Scarecrow is torn apart by the flying monkeys. His body is destroyed. A Head Type will value reason and ideas over physical capability. He’s not heartless — he loves Dorothy — but the heart for a Head Type is more a biological part rather than an emotional center.

TIn Man is strong and probably the best fighter (until Lion finds his peace), yet he hardly credits it. Emotion, love, feelings are what matters most to a Heart Type. When he can’t feel, because his heart is missing, he is incomplete and in turmoil.

Cowardly Lion is hyper-emotional. Fear drives him. He’s unbelievably strong, yet feelings keep him from remembering that. It’s only when no other companion has the capability — in the book Lion must jump them across a ravine, iirc — that he taps into his power. A Body Type is disoriented if they can’t (or don’t) use their physicality.

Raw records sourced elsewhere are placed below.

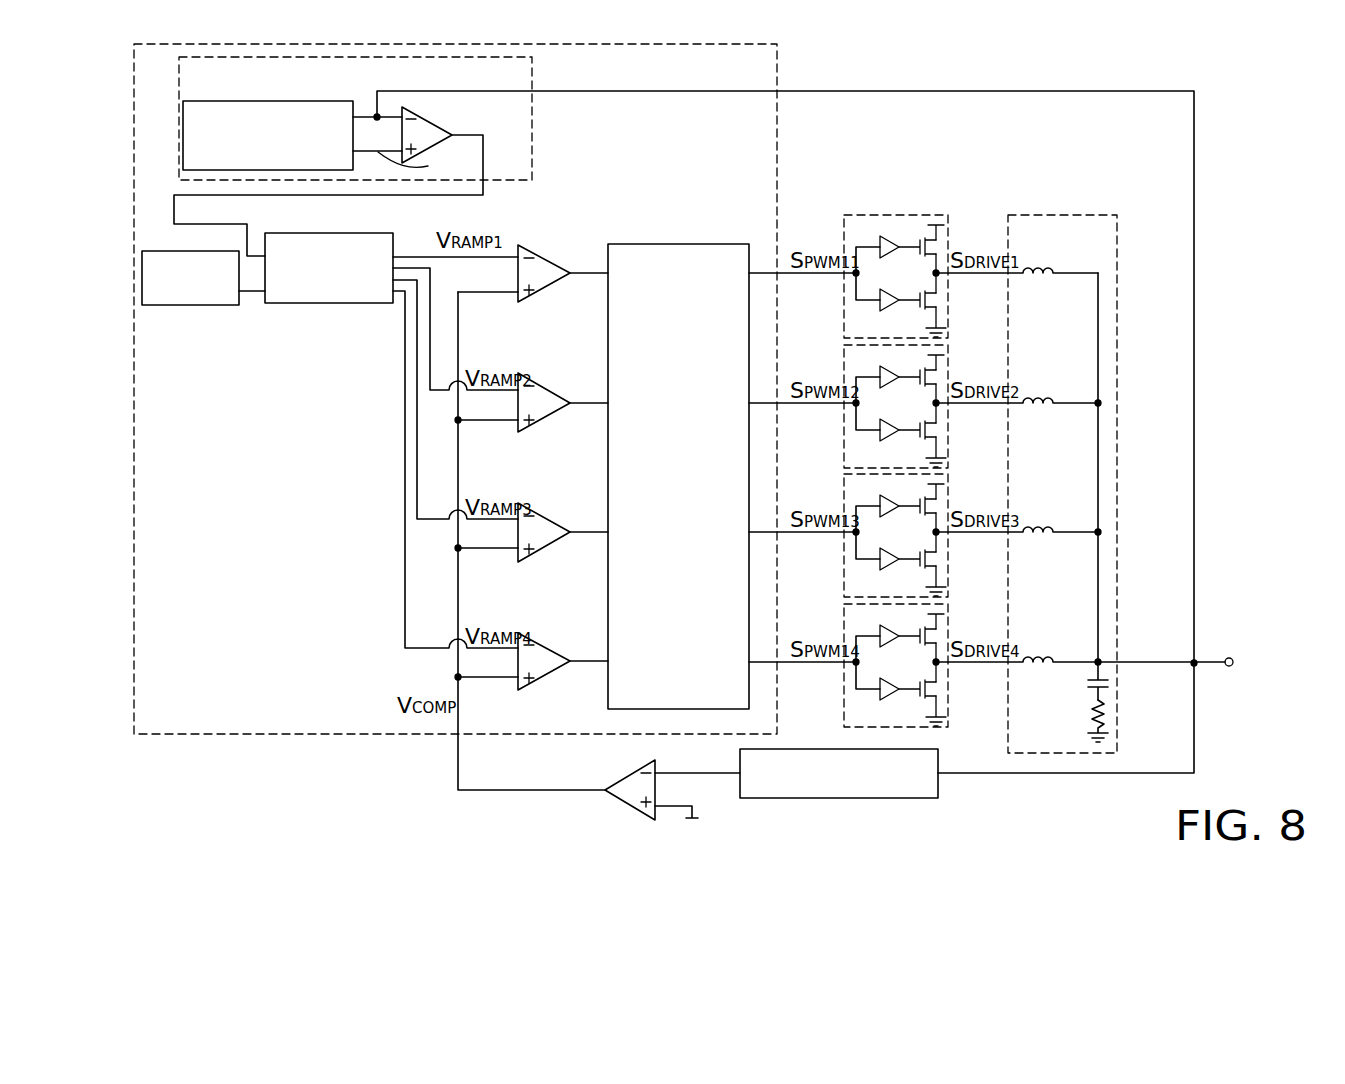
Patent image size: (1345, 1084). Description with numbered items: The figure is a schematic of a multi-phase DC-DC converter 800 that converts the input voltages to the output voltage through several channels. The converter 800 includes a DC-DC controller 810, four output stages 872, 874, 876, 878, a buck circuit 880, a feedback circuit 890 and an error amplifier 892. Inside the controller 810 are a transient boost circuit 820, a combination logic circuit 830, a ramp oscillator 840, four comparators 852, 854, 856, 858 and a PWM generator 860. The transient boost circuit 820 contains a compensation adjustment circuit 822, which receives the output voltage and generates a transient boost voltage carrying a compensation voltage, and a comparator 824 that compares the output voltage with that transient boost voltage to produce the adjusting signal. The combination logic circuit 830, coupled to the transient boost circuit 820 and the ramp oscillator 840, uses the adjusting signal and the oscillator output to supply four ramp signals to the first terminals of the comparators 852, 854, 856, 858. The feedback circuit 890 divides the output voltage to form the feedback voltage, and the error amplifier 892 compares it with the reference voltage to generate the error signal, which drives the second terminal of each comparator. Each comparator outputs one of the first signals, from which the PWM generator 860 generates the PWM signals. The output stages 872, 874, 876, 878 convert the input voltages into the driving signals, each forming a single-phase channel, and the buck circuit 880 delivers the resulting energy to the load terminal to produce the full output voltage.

The multi-phase DC-DC converter 800 is at (1244, 772).
The DC-DC controller 810 is at (779, 66).
The transient boost circuit 820 is at (533, 118).
The compensation adjustment circuit 822 is at (269, 100).
The comparator 824 is at (432, 120).
The combination logic circuit 830 is at (335, 304).
The ramp oscillator 840 is at (185, 306).
The comparator 852 is at (544, 257).
The comparator 854 is at (543, 387).
The comparator 856 is at (543, 516).
The comparator 858 is at (543, 645).
The PWM generator 860 is at (663, 244).
The output stage 872 is at (879, 336).
The output stage 874 is at (879, 336).
The output stage 876 is at (896, 536).
The output stage 878 is at (896, 666).
The buck circuit 880 is at (1053, 214).
The feedback circuit 890 is at (940, 782).
The error amplifier 892 is at (640, 769).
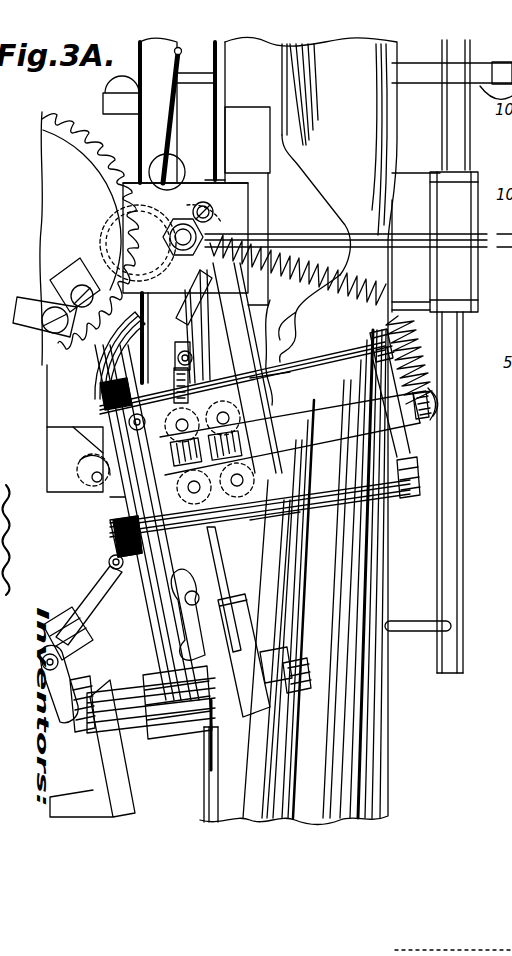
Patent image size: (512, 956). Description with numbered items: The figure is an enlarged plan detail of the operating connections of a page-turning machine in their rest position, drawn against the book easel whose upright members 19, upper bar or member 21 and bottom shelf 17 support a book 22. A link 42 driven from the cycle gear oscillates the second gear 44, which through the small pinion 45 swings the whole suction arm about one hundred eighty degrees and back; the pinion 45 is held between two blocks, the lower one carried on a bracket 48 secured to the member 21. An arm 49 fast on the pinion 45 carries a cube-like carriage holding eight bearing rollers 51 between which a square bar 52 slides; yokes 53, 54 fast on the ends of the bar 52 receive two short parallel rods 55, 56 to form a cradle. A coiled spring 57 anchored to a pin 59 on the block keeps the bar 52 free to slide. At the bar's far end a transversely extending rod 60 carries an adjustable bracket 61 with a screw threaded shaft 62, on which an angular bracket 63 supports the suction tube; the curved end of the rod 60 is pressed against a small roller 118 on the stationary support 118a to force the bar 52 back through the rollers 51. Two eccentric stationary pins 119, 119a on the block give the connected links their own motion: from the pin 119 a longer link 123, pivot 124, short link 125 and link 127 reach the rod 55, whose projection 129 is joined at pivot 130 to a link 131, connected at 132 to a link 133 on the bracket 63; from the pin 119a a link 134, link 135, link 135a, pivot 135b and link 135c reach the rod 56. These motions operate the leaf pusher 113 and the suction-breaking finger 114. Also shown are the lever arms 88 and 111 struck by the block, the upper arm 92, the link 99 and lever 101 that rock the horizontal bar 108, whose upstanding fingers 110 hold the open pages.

Each one believes he can’t do the one thing he’s good at.

The joke is that Scarecrow, who says he’s brainless, is actually smart. Tin Man is emotional and Lion is physical, despite their objections. It’s not as clear in the movie as it is in the book, but each does something that refutes their claim to failure. And the Wizard, knowing that each possesses his desired trait already, gives them some bogus gift that acts as a placebo.

It’s a good little lesson about having faith and trust in yourself.

DOROTHY GALE, THREE

I’m thinking specifically of the Judy Garland version. In the books Dorothy is too young for me to discern an Enneagram number for her. Judy was also technically a child, but I think she’s old enough for us to make some decisions about her.

My own book opened with a storytelling Enneagram breakdown of The Wizard of Oz. I remember being particularly struck by Toto’s trespassing as an action that started everything. And Toto, the dog, is going to do whatever Dorothy, the master, allows. Why would Dorothy allow Toto to go into Miss Gulch’s flowers?

Not a rule follower. Not particularly impressed with authority. Or, simply careless. Distracted.

Which means Dorothy is not a Six. Not a One.

Even though Oz is an unknown place, Dorothy confronts it bravely and immediately opens herself to the kind people who live there. Not a Five.

Possibly a Seven. Possibly an Eight. Heart Type possible.

When told to retrieve the Witch’s broom, she sets off. Not a Nine. (Professor Marvel is the Nine!)

A lot of choices left. Is there something from the movie that can pinpoint Dorothy’s number? When Dorothy is denied entrance to see the Wizard, she cries. An Eight would’ve confronted the door; a Seven would’ve devised a way around. So, Heart Type.

Let’s go back to the beginning. Toto. When Miss Gulch demands restitution for Toto’s trespassing, Dorothy takes no blame. Instead, she cries, “You wicked old witch!”

Ah. Three. Beloved by everybody, able to solve problems and save the day, refuses to admit when they’re wrong.

T2’S JOHN CONNOR, SIX

A child, even a teenaged one, can be difficult to pinpoint on the Enneagram scale, partly because they are physically undeveloped. What does this character tell us?

He’s a rebel. He doesn’t function well in foster care.

Regardless of that, he cares deeply about people in his life, including the foster parents. He wants no harm to come to them.

He wants no harm to come to anyone. He stops the Terminator from killing random strangers. John’s ethic of life is very strong, even though he can’t fully explain why.

He rescues his mom, even though logic says this is a dangerous choice.

This deeply ingrained sense of right and wrong, and the determination to follow it no matter what, says Six. If you think of John Connor, leader of humanity’s survival, in the future, Six-ness suits him. The level of belief, conviction, and authority a Six carries are what people will need when life hangs by a thread.

Also, the Six paranoia is probably what will lead him to keep dogs as cyborg sniffers.